Friday, October 21, 2011

Memories of sailing the bay...

I just read through the Nov/Dec issue of Sailing and was came across "Bedlam on the Bay," describing this year's Big Boat Series, which was started almost 50 years ago by San Francisco's hoity-toity St. Francis Yacht Club.  It's always a great racing series, but what caught my eye was the almost full-page photo of two of the competitors sailing past Hyde Street on the waterfront.  It's a particularly wonderful image for me because triggers my earliest memories of the City.

I spent most of the first four years of my life in the Humphrey House, a marvelous old house at 976 Chestnut Street on the northeast corner of Hyde and Chestnut on Russian Hill.  At the time it was the oldest house in San Francisco, built by William Squires Clark in 1852, in part with materials brought around Cape Horn.  A sea captain named Humphrey bought it, and in 1880 it was moved to the corner lot, a bit west of its original location.  The Hyde Street cable car line was constructed during the following decade and is still operating as one of the City's only three remaining lines.

My maternal grandfather Frank Carroll Giffen rented the Humphrey House from about 1910-1928.  Then, after some ten years in Hollywood where he taught singing to emerging movie stars, he rented it again from 1938 until his death in 1948.  A few months later, my grandmother Sarah Jesse moved across the street into a large apartment on the northwest corner of Hyde and Chestnut and the old Humphrey House was sold and razed and replaced by the flat-roofed apartment building which I've circled in red on the photo above.  There was an effort to save the old house, and although some monies were raised to move it, the wrecking ball got it before the deal could be done.  The photo to the left was taken by the Historic American Building Survey in 1936 and looks north across Chestnut Street at the front of the house.

After my birth in Stanford University Hospital, then located in the City, my mother Elizabeth brought me to her family home at Hyde and Chestnut.  I recall playing in the front yard with my slightly older cousin, Boone, and because I was fascinated by the cable running under the street right outside the gate, I apparently managed to escape and sit in the middle of the street and gaze at it more than once, only to be rescued by a passer by or family member.  And, among my earliest memories are the fog horns that blew regularly on the bay during the 1940s.

This view of the house, also taken by HABS in 1936, is looking east across Hyde Street at the back and side of the house.  You can see the cable car tracks going up Hyde Street in the foreground.  My grandfather drove a Model T during the 1920s, and because the fuel was gravity fed, if he came down Hyde Street to far, he had to back up and into the garage, which you can see on the right of the photo, or back up to reach Chestnut Street from the garage.

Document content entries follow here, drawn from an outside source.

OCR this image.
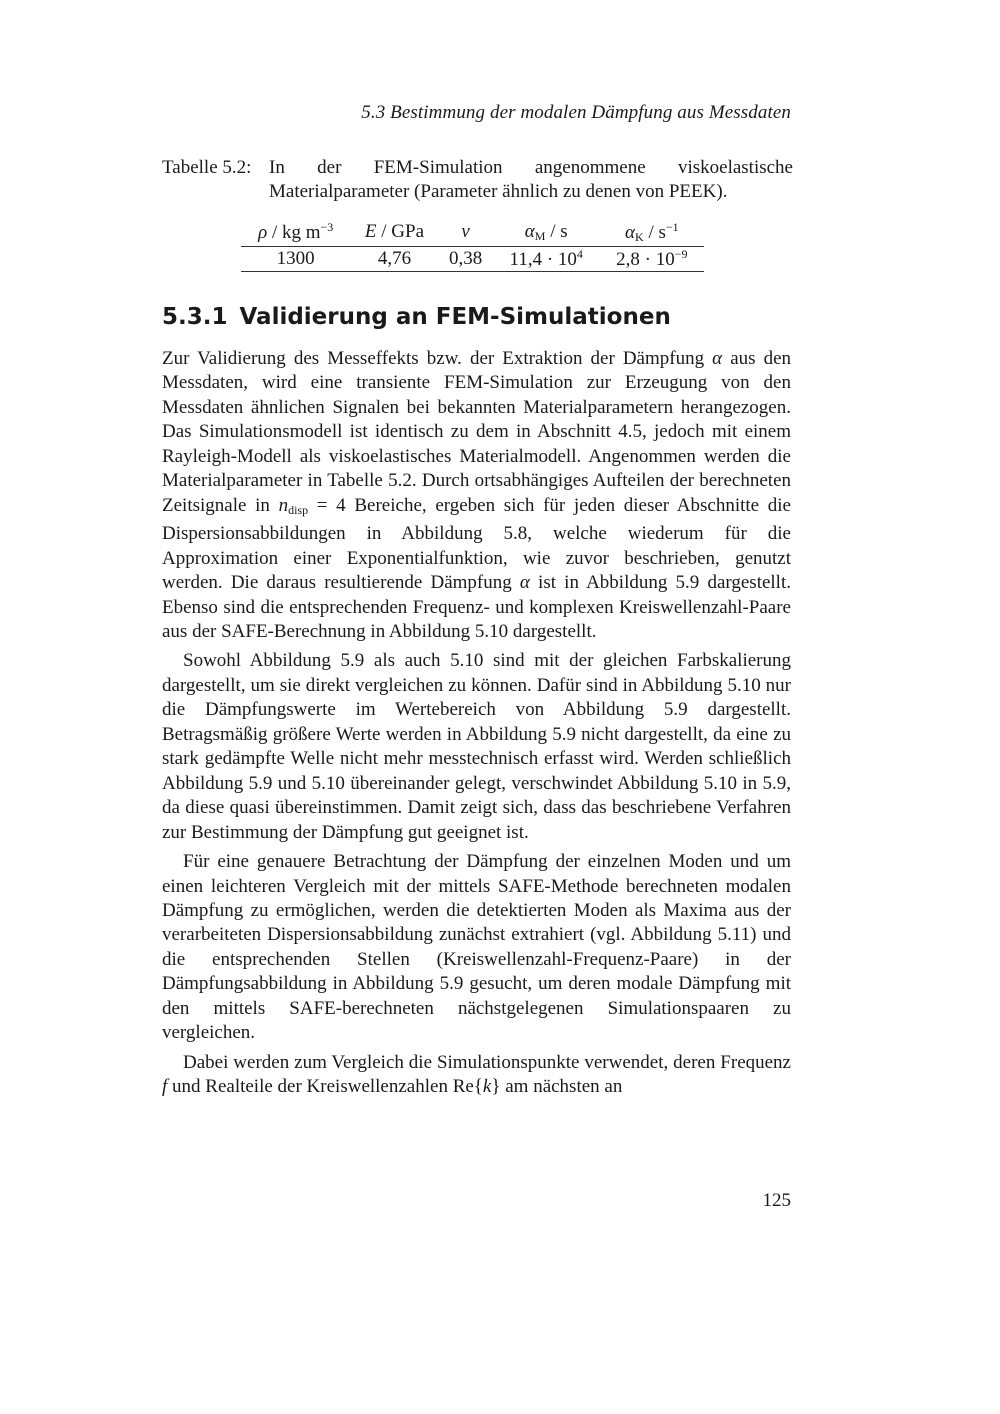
5.3 Bestimmung der modalen Dämpfung aus Messdaten
Tabelle 5.2: In der FEM-Simulation angenommene viskoelastische Materialparameter (Parameter ähnlich zu denen von PEEK).
ρ / kg $m^{-3}$	E / GPa	ν	$\alpha_M$ / s	$\alpha_K / s^{-1}$
1300	4,76	0,38	$11,4 \cdot 10^4$	$2,8 \cdot 10^{-9}$
5.3.1 Validierung an FEM-Simulationen

Zur Validierung des Messeffekts bzw. der Extraktion der Dämpfung α aus den Messdaten, wird eine transiente FEM-Simulation zur Erzeugung von den Messdaten ähnlichen Signalen bei bekannten Materialparametern herangezogen. Das Simulationsmodell ist identisch zu dem in Abschnitt 4.5, jedoch mit einem Rayleigh-Modell als viskoelastisches Materialmodell. Angenommen werden die Materialparameter in Tabelle 5.2. Durch ortsabhängiges Aufteilen der berechneten Zeitsignale in $n_{disp} = 4$ Bereiche, ergeben sich für jeden dieser Abschnitte die Dispersionsabbildungen in Abbildung 5.8, welche wiederum für die Approximation einer Exponentialfunktion, wie zuvor beschrieben, genutzt werden. Die daraus resultierende Dämpfung α ist in Abbildung 5.9 dargestellt. Ebenso sind die entsprechenden Frequenz- und komplexen Kreiswellenzahl-Paare aus der SAFE-Berechnung in Abbildung 5.10 dargestellt.

Sowohl Abbildung 5.9 als auch 5.10 sind mit der gleichen Farbskalierung dargestellt, um sie direkt vergleichen zu können. Dafür sind in Abbildung 5.10 nur die Dämpfungswerte im Wertebereich von Abbildung 5.9 dargestellt. Betragsmäßig größere Werte werden in Abbildung 5.9 nicht dargestellt, da eine zu stark gedämpfte Welle nicht mehr messtechnisch erfasst wird. Werden schließlich Abbildung 5.9 und 5.10 übereinander gelegt, verschwindet Abbildung 5.10 in 5.9, da diese quasi übereinstimmen. Damit zeigt sich, dass das beschriebene Verfahren zur Bestimmung der Dämpfung gut geeignet ist.

Für eine genauere Betrachtung der Dämpfung der einzelnen Moden und um einen leichteren Vergleich mit der mittels SAFE-Methode berechneten modalen Dämpfung zu ermöglichen, werden die detektierten Moden als Maxima aus der verarbeiteten Dispersionsabbildung zunächst extrahiert (vgl. Abbildung 5.11) und die entsprechenden Stellen (Kreiswellenzahl-Frequenz-Paare) in der Dämpfungsabbildung in Abbildung 5.9 gesucht, um deren modale Dämpfung mit den mittels SAFE-berechneten nächstgelegenen Simulationspaaren zu vergleichen.

Dabei werden zum Vergleich die Simulationspunkte verwendet, deren Frequenz f und Realteile der Kreiswellenzahlen Re{k} am nächsten an

125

Perhaps the loveliest thing about the old Humphrey House was the view it had of the bay and Alcatraz.  This 1990s photo which I found on a calendar captures the view wonderfully, and not only shows the cable cars, but you can see in the upper right quadrant the apartment building that took the place of the old Humphrey House 

When I began sailing the bay in 2000, I made it a regular occasion to sail past Hyde Street and look up at the same view captured by Daniel Foster in this Sailing photo.  I'm sorry to this day that I did not start sailing years earlier so that my mother could have joined me.  She would have loved it so!